L'auteur, prof d'histoire-géo et journaliste, s'est fait une spécialité de romans (un peu polars, un peu thrillers) avec lesquels il éclaire la géopolitique de notre Histoire contemporaine.
On se rappelle notamment sa trilogie Benlazar sur le terrorisme venu du Maghreb et surtout son récit du sommet du G8 à Gênes. .
Issu d'une longue tradition française, le pays du Cèdre, la Suisse du Moyen-Orient dont la capitale fut même appelée le Paris du Moyen-Orient, fait toujours et encore aujourd'hui la Une des actualités : l'histoire que l'auteur va nous raconter tombe vraiment à point nommé.
Ce premier tome (début d'une nouvelle série) couvre la période des années 70 jusqu'en 1983, du début de la guerre civile libanaise jusqu'au 23 octobre 83 précisément, jour des terribles attentats contre les forces de la FMSB qui visèrent les américains à l'aéroport et les français dans l'immeuble Drakkar.
Depuis des millénaires, le Liban est le centre géopolitique du Moyen-Orient et aujourd'hui toujours, le centre névralgique d'une région sur le point d'imploser.
"[...] Qui comprend ce qui agite depuis quelques années la Bekaa et le pays entier ? Pourtant tout le monde pressent le pire."
Nous voici dans les années 70 puis 80 au coeur d'une poudrière faite d'une multitude de communautés et de confessions irréconciliables. C'est ici, entre chiites, chrétiens, druzes et sunnites, qu'ont trouvé refuge les palestiniens chassés par les israéliens et les jordaniens.
Frédéric Paulin a convoqué le phalangiste chrétien Pierre Gemayel et son fils Bachir, le druze Kamal Joumblatt, Hassan Nasrallah et Abbas Moussaoui, ... tous ces noms qui faisaient la Une des journaux télévisés de notre jeunesse et certains encore aujourd'hui.
Quelques acteurs français également comme Charles Pasqua chef d'orchestre des basses oeuvres du RPR, Pierre Marion nommé par Mitterrand à la tête de la DGSE lors de la réforme du SDECE, …
Les années 70 ce sont celles où se succèdent à Beyrouth enlèvements, attentats, massacres et assassinats, celles de la révolution iranienne menée par les chiites de Khomeyni, celles aussi des premiers attentats d'Action Directe à Paris, …
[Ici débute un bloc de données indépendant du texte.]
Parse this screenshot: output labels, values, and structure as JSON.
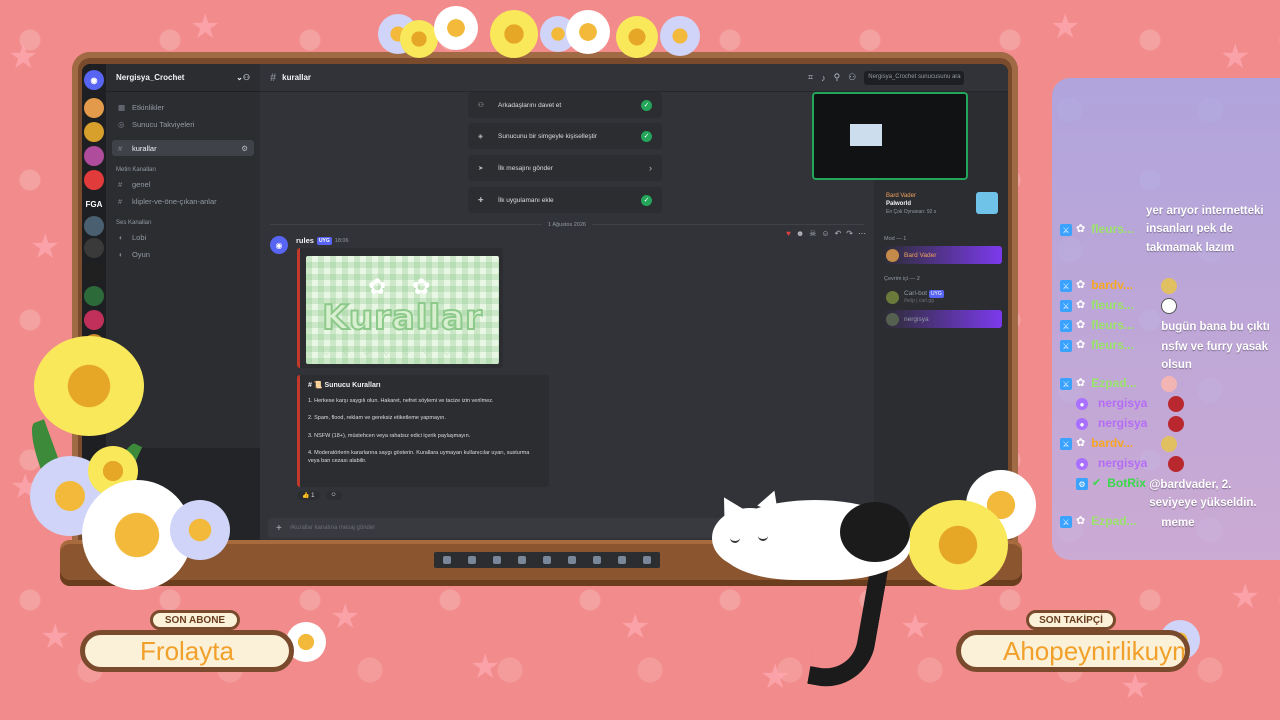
{
  "discord": {
    "server_name": "Nergisya_Crochet",
    "channel_title": "kurallar",
    "search_placeholder": "Nergisya_Crochet sunucusunu ara",
    "nav": [
      {
        "glyph": "▦",
        "label": "Etkinlikler"
      },
      {
        "glyph": "◎",
        "label": "Sunucu Takviyeleri"
      }
    ],
    "active_channel": "kurallar",
    "text_category": "Metin Kanalları",
    "text_channels": [
      "genel",
      "klipler-ve-öne-çıkan-anlar"
    ],
    "voice_category": "Ses Kanalları",
    "voice_channels": [
      "Lobi",
      "Oyun"
    ],
    "server_icons": [
      "FGA"
    ],
    "tasks": [
      {
        "label": "Arkadaşlarını davet et",
        "done": true
      },
      {
        "label": "Sunucunu bir simgeyle kişiselleştir",
        "done": true
      },
      {
        "label": "İlk mesajını gönder",
        "done": false
      },
      {
        "label": "İlk uygulamanı ekle",
        "done": true
      }
    ],
    "date_divider": "1 Ağustos 2026",
    "message": {
      "author": "rules",
      "badge": "UYG",
      "time": "18:06",
      "image_title": "Kurallar",
      "rules_title": "# 📜 Sunucu Kuralları",
      "rules": [
        "1. Herkese karşı saygılı olun. Hakaret, nefret söylemi ve tacize izin verilmez.",
        "2. Spam, flood, reklam ve gereksiz etiketleme yapmayın.",
        "3. NSFW (18+), müstehcen veya rahatsız edici içerik paylaşmayın.",
        "4. Moderatörlerin kararlarına saygı gösterin. Kurallara uymayan kullanıcılar uyarı, susturma veya ban cezası alabilir."
      ],
      "reaction_emoji": "👍",
      "reaction_count": "1"
    },
    "composer_placeholder": "#kurallar kanalına mesaj gönder",
    "members": {
      "playing_name": "Bard Vader",
      "playing_game": "Palworld",
      "playing_sub": "En Çok Oynanan: 92 s",
      "mod_header": "Mod — 1",
      "mod_name": "Bard Vader",
      "online_header": "Çevrim içi — 2",
      "bot_name": "Carl-bot",
      "bot_badge": "UYG",
      "bot_status": "/help | carl.gg",
      "user_name": "nergisya"
    }
  },
  "chat": [
    {
      "user": "",
      "text": "yer arıyor internetteki insanları pek de takmamak lazım",
      "color": "#ffffff",
      "icon": "none"
    },
    {
      "user": "fleurs...",
      "text": "",
      "color": "#9be36b",
      "icon": "mod"
    },
    {
      "user": "bardv...",
      "text": "",
      "color": "#f5a623",
      "icon": "mod",
      "emote": "#e0c060"
    },
    {
      "user": "fleurs...",
      "text": "",
      "color": "#9be36b",
      "icon": "mod",
      "emote": "#ffffff"
    },
    {
      "user": "fleurs...",
      "text": "bugün bana bu çıktı",
      "color": "#9be36b",
      "icon": "mod"
    },
    {
      "user": "fleurs...",
      "text": "nsfw ve furry yasak olsun",
      "color": "#9be36b",
      "icon": "mod"
    },
    {
      "user": "Ezpad...",
      "text": "",
      "color": "#9be36b",
      "icon": "mod",
      "emote": "#f3b4b4"
    },
    {
      "user": "nergisya",
      "text": "",
      "color": "#b56cf5",
      "icon": "broadcaster",
      "emote": "#b8282e"
    },
    {
      "user": "nergisya",
      "text": "",
      "color": "#b56cf5",
      "icon": "broadcaster",
      "emote": "#b8282e"
    },
    {
      "user": "bardv...",
      "text": "",
      "color": "#f5a623",
      "icon": "mod",
      "emote": "#e0c060"
    },
    {
      "user": "nergisya",
      "text": "",
      "color": "#b56cf5",
      "icon": "broadcaster",
      "emote": "#b8282e"
    },
    {
      "user": "BotRix",
      "text": "@bardvader, 2. seviyeye yükseldin.",
      "color": "#3ad94a",
      "icon": "bot"
    },
    {
      "user": "Ezpad...",
      "text": "meme",
      "color": "#9be36b",
      "icon": "mod"
    }
  ],
  "overlay": {
    "sub_label": "SON ABONE",
    "sub_name": "Frolayta",
    "follow_label": "SON TAKİPÇİ",
    "follow_name": "Ahopeynirlikuymak"
  },
  "colors": {
    "background": "#f28c8c",
    "frame": "#7a4a2c",
    "accent": "#5865f2",
    "green": "#23a55a"
  }
}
Les années 80 ce sont celles de l'assassinat de l'ambassadeur français Louis Delamare en poste à Beyrouth, celles de Mitterrand au pouvoir, celles des attentats palestiniens à Paris (rue Copernic, rue des Rosiers), …
Enfin, rappelons que 1982 c'est l'année de l'opération Paix en Galilée et l'invasion du Liban par les israéliens qui se conclura par les sinistres massacres de Sabra et Chatila ...
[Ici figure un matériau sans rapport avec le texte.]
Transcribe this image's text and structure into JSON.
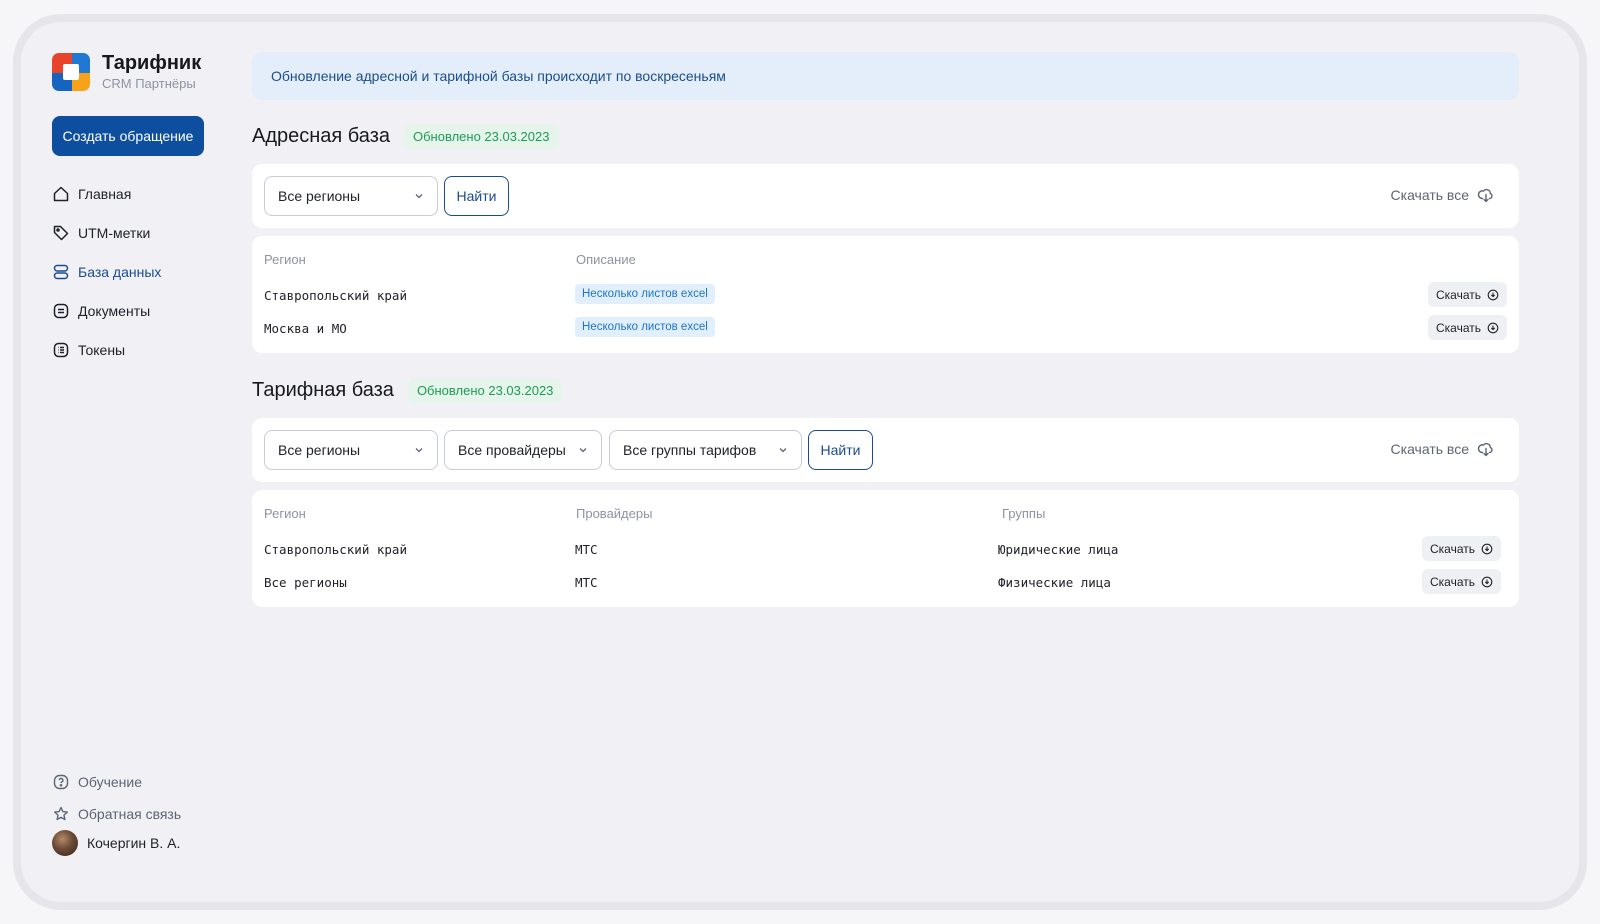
{
  "brand": {
    "title": "Тарифник",
    "subtitle": "CRM Партнёры"
  },
  "sidebar": {
    "create_button": "Создать обращение",
    "items": [
      {
        "label": "Главная",
        "icon": "home-icon"
      },
      {
        "label": "UTM-метки",
        "icon": "tag-icon"
      },
      {
        "label": "База данных",
        "icon": "database-icon",
        "active": true
      },
      {
        "label": "Документы",
        "icon": "document-icon"
      },
      {
        "label": "Токены",
        "icon": "list-icon"
      }
    ],
    "bottom_items": [
      {
        "label": "Обучение",
        "icon": "help-circle-icon"
      },
      {
        "label": "Обратная связь",
        "icon": "star-icon"
      }
    ],
    "user": {
      "name": "Кочергин В. А."
    }
  },
  "banner": {
    "text": "Обновление адресной и тарифной базы происходит по воскресеньям"
  },
  "address_base": {
    "title": "Адресная база",
    "updated": "Обновлено 23.03.2023",
    "filters": {
      "region": "Все регионы",
      "find": "Найти",
      "download_all": "Скачать все"
    },
    "columns": [
      "Регион",
      "Описание"
    ],
    "rows": [
      {
        "region": "Ставропольский край",
        "description": "Несколько листов excel",
        "action": "Скачать"
      },
      {
        "region": "Москва и МО",
        "description": "Несколько листов excel",
        "action": "Скачать"
      }
    ]
  },
  "tariff_base": {
    "title": "Тарифная база",
    "updated": "Обновлено 23.03.2023",
    "filters": {
      "region": "Все регионы",
      "providers": "Все провайдеры",
      "groups": "Все группы тарифов",
      "find": "Найти",
      "download_all": "Скачать все"
    },
    "columns": [
      "Регион",
      "Провайдеры",
      "Группы"
    ],
    "rows": [
      {
        "region": "Ставропольский край",
        "provider": "МТС",
        "group": "Юридические лица",
        "action": "Скачать"
      },
      {
        "region": "Все регионы",
        "provider": "МТС",
        "group": "Физические лица",
        "action": "Скачать"
      }
    ]
  },
  "colors": {
    "primary": "#0d4f9e",
    "accent_text": "#1a4b8e",
    "updated_green": "#1f9a55",
    "banner_bg": "#e3eefa",
    "tag_bg": "#e1effc"
  }
}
"[...] Peut-être que le Liban n'a pas d'autre intérêt pour ses puissants voisins que d'être un champ de bataille où régler leurs comptes."
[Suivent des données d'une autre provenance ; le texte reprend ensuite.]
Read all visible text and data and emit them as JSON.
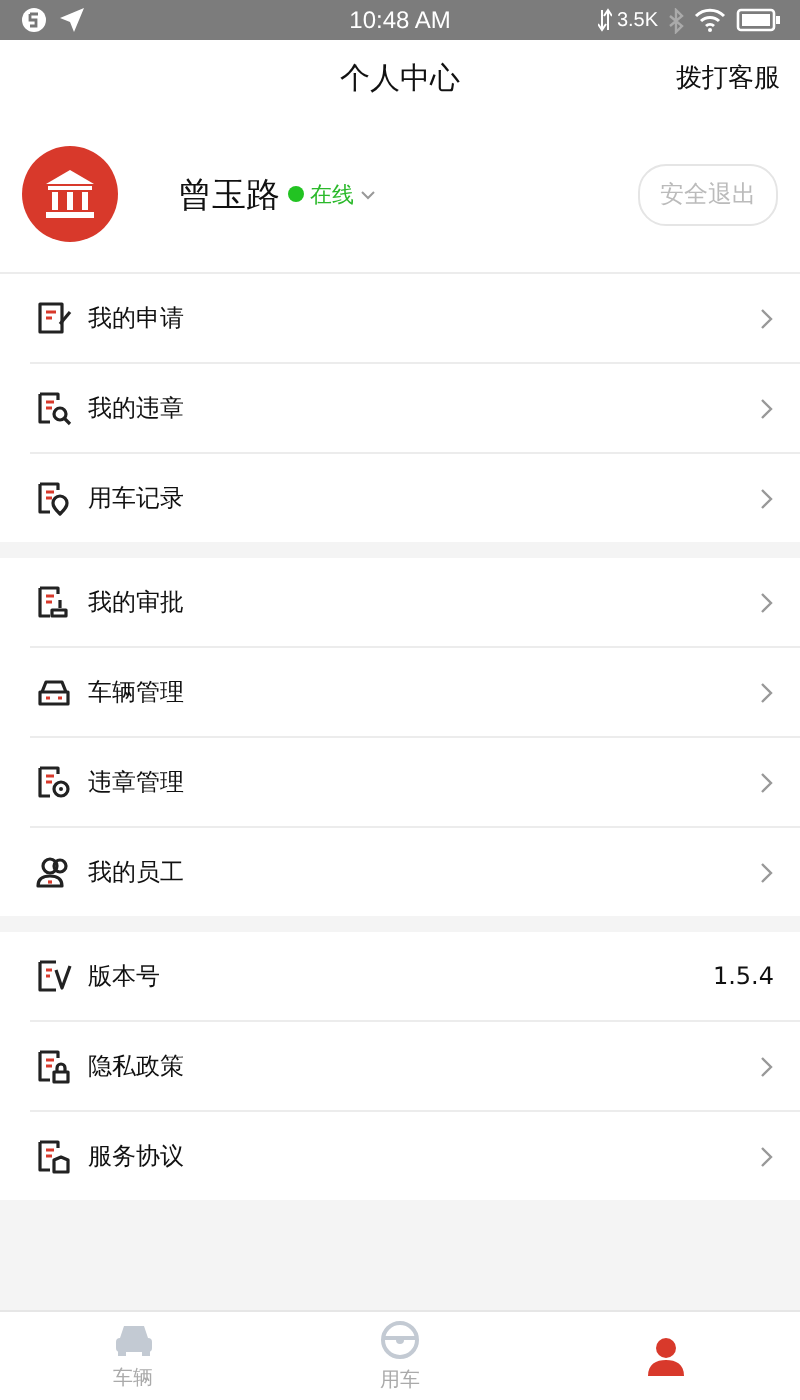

Pour la trame romanesque de son livre, Frédéric Paulin a réuni, aux côtés des personnalités réelles de l'époque, quelques personnages de fiction qui vont nous servir de guides dans ce dédale libanais où se mêlent très étroitement politique, guerre et religion : Philippe Kellermann l'agent de l'ambassade shooté aux anxiolytiques, Zia al-Faqîh la belle interprète chiite qui parle (trop bien) le farsi iranien, l'arrogant Christian Dixneuf l'agent du SDECE (puis de la DGSE avec Mitterrand), la charmante juge antiterroriste Gagliago, les chrétiens maronites de la famille Nada, ...
On profite avec plaisir et intérêt du parcours historique que Frédéric Paulin retrace brillamment pour nous : un intelligent résumé des événements de 1975 à 1983 quand Syriens, Iraniens, Israéliens et Palestiniens réglaient leurs comptes dans l'arrière-cour libanaise. Et un peu à Paris, aussi.
L'auteur nous balade d'une faction à l'autre, de Paris à Beyrouth : le récit est soigneusement documenté et c'est tout simplement passionnant.
Nous allons même assister en direct à la naissance du Hezbollah qui fait tant parler de lui aujourd'hui.
Mais Frédéric Paulin ne se contente pas de Beyrouth et détaille longuement les tergiversations et retournements de la diplomatie française au Moyen-Orient. Une politique française qui, de Chirac à Mitterrand, ne ressort pas vraiment grandie de ce récit, c'est le moins que l'on puisse dire.
On regrette cependant que l'intrigue romanesque marque le pas sur le résumé historique : le lecteur, captivé par les événements, aura bien du mal à s'intéresser aux déboires des personnages de fiction, pas tous recommandables. Pour une fois, l'alchimie entre Histoire et roman ne semble pas fonctionner à plein, peut-être parce que Frédéric Paulin a voulu brosser un trop large panorama dans lequel ses personnages de roman se sentent un peu perdus.
À noter : le journaliste Marwan Chahine publie un roman sur le massacre du bus palestinien par les milices chrétiennes, le 13 avril 75, événement qui ouvre également le bouquin de FPaulin.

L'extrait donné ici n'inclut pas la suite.